Equity analysts like to be contrarian. Such calls make it easier to be heard in a crowded industry and play to a narrative of independent thinking.
Recently, however, there have been so many calls for investors to increase their exposure to Brazil – often with the trade-off of lowering allocations to Mexico – that such a strategy is in danger of becoming consensus.
It is also questionable. That Mexico is set to benefit from nearshoring growth is undisputed – but just because the strength and duration of this tailwind is unclear, some ignore this positive driver for the Mexican economy.
Conversely, some analysts now see Brazil as all upside. With the political uncertainty surrounding the presidential election largely removed – despite recent unrest – many banks have been advising their clients that the Bovespa will hit bottom. But will it?
This year could be a good one to play it simple – and play it safe
The protests in Brasilia in early January were more televised vandalism than a serious threat to president Luiz Inácio Lula de Silva’s administration, but they underline the volatility and the polarization that plague the Brazilian economy.
Aside from the protests, the first week of the year provided enough ammunition for investors to rethink bullish calls on Brazil. Speeches by Lula and his new economy minister Fernando Haddad promised greater involvement in the economy by the large state banks.
The ‘pragmatic’ Lula – the foundation for a positive view of Brazil – has been conspicuously absent in the new government’s early prognostications. And the refusal of the supporters of former president Jair Bolsonaro to leave the political stage and allow Lula to govern increases the likelihood that Lula’s third administration will seek quicker solutions for the country’s many social and economic problems – and therefore larger fiscal deficits.
Pro-Brazil macro calls often rest on the consensus view of the Chinese and US economies. With Mexico closely linked to the US, and Brazil more a derivative play on China, is it contrarian to think the macro tailwinds will be under Brazilian wings in 2023? It might be.

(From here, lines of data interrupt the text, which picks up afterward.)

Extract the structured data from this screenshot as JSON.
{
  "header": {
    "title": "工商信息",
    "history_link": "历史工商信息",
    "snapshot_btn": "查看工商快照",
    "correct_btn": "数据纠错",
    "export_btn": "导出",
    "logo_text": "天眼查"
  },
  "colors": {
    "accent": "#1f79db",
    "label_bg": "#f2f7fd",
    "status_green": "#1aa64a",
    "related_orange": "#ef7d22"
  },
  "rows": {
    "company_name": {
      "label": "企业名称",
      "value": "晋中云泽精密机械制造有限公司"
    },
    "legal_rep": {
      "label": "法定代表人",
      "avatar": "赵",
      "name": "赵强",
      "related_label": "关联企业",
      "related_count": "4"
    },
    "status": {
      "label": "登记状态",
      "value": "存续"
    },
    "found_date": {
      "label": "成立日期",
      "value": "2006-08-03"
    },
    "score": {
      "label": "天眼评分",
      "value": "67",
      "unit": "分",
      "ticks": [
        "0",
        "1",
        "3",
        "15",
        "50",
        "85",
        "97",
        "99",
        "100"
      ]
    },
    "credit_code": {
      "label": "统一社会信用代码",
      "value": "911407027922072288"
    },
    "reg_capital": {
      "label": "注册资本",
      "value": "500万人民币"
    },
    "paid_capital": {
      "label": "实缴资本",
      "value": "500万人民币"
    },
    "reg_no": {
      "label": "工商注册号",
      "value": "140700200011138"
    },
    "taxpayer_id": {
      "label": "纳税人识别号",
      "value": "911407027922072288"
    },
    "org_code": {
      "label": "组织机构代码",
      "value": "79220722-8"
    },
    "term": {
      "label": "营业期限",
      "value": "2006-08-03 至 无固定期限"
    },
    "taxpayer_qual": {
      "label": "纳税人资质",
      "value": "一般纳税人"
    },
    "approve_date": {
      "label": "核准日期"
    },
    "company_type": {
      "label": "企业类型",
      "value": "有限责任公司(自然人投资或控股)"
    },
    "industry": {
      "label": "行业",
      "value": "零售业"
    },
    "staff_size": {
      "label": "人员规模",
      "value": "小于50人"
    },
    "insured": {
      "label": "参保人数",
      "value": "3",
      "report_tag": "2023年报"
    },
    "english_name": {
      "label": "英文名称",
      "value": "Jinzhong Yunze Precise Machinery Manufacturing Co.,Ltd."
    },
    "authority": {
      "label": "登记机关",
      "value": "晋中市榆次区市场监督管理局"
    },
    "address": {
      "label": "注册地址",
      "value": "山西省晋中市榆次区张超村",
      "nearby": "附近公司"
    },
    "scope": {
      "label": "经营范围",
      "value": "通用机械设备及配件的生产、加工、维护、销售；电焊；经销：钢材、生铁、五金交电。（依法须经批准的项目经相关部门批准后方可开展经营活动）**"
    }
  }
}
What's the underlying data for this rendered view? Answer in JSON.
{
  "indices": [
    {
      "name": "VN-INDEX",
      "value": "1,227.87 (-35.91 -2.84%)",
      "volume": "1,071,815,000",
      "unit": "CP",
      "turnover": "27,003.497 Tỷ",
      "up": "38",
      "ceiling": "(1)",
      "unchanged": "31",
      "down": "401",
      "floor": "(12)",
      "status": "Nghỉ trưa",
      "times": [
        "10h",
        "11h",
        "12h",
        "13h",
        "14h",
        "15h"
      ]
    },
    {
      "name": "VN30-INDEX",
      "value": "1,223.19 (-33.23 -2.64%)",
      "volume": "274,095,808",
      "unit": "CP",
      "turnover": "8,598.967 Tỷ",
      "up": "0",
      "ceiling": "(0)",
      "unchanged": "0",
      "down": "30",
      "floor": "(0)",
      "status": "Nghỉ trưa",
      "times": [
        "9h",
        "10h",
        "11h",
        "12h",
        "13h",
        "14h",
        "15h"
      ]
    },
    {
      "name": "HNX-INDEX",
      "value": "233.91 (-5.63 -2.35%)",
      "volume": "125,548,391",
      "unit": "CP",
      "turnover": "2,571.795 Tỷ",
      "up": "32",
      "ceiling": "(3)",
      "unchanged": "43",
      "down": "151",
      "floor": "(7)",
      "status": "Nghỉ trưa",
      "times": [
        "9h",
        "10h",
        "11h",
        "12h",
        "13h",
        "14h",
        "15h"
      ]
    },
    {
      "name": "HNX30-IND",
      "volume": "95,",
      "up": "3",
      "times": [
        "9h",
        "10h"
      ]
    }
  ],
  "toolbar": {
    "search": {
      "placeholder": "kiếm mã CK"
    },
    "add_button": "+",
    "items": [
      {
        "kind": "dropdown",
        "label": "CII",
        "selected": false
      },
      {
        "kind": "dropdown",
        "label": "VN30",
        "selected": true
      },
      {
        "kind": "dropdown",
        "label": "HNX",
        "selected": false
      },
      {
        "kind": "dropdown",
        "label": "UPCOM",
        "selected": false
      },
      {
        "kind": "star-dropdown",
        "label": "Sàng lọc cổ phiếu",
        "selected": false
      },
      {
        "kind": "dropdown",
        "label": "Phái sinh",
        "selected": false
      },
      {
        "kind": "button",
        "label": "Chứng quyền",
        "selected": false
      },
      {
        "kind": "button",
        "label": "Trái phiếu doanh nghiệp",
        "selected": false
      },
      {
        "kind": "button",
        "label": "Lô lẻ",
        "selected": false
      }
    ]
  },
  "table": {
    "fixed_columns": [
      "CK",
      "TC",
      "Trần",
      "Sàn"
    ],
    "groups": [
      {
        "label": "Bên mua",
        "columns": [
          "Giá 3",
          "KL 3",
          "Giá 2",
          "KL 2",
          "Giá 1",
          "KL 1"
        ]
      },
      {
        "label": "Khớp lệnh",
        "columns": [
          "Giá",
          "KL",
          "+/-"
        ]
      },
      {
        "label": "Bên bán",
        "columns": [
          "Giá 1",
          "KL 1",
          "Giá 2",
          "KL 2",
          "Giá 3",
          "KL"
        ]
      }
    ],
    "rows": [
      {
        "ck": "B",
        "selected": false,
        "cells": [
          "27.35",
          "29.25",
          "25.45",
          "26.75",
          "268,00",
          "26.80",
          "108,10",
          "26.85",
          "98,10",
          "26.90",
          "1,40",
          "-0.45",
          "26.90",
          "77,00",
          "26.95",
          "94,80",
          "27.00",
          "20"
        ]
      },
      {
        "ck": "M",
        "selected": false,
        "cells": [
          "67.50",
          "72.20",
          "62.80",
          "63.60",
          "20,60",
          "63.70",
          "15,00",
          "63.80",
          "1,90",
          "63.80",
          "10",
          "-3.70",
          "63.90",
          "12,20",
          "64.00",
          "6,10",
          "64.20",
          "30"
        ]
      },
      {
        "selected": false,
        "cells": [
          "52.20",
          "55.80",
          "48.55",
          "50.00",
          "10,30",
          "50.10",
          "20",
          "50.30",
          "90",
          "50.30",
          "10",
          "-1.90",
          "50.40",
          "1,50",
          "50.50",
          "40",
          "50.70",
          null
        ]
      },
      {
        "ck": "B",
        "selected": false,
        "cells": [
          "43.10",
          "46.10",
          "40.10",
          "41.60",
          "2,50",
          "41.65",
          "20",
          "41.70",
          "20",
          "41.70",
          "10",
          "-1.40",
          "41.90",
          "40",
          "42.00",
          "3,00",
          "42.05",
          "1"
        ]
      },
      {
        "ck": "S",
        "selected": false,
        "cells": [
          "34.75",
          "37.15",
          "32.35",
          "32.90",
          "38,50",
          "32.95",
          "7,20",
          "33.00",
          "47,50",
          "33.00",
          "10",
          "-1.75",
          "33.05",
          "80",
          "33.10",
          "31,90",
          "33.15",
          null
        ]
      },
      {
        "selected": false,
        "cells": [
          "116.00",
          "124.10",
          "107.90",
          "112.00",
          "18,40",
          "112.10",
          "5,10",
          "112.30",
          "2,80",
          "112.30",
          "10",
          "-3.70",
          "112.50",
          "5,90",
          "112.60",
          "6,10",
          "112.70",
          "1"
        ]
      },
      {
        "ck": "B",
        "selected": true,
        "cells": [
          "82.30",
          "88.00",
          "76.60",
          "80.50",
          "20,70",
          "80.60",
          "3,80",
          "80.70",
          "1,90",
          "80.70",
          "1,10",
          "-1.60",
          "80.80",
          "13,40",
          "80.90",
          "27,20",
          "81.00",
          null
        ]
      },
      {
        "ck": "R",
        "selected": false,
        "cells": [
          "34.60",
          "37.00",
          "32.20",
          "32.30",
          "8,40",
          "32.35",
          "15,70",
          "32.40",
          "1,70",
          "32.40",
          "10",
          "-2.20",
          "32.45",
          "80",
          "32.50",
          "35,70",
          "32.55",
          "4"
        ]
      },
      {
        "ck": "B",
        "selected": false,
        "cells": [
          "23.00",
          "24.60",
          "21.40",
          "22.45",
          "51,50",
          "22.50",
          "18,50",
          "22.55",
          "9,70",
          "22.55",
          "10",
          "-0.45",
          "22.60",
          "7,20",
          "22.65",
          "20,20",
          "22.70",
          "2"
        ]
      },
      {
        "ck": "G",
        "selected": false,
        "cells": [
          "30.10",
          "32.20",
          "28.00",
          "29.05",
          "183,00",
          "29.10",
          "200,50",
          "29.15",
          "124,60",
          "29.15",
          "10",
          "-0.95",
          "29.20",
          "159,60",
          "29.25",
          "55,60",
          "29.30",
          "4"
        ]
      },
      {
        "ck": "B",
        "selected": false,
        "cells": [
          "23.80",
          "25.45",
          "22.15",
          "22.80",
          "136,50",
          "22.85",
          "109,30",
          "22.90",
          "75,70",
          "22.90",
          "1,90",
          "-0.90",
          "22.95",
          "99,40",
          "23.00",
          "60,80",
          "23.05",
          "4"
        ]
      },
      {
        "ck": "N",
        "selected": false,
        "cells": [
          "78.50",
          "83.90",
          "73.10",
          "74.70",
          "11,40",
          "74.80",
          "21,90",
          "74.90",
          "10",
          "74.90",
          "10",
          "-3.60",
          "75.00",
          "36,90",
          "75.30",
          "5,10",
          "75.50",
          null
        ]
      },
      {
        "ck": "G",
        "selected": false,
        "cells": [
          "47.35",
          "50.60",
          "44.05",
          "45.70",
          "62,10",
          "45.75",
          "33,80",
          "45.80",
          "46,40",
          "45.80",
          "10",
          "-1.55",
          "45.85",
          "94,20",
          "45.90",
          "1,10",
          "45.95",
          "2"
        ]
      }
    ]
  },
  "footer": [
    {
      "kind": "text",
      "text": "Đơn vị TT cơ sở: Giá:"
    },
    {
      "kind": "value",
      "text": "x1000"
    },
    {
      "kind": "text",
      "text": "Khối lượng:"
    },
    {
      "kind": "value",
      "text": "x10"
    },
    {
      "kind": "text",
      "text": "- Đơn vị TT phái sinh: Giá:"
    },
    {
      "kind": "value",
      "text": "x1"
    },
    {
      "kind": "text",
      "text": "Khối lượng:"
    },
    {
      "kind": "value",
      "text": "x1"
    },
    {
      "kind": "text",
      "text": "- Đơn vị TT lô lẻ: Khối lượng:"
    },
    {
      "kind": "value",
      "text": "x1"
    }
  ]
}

China may be opening up its economy – and finally removing Covid restrictions – but this is an admission of weakness rather than strength. The about-face suggests fragility in the opaque economy – why else would president Xi Jinping risk jettisoning the policy upon which he staked so much political capital?
At the same time, labour data from the US shows a combination of continued strong hiring and falling wage inflation, which are the ingredients for a ‘soft-landing’. Much more of this and the recession that is widely expected later this year will likely be postponed – or cancelled altogether.
This year could, therefore, be a good one to play it simple – and play it safe. In Latin America, the momentum of economic growth seems to still lie firmly to the north.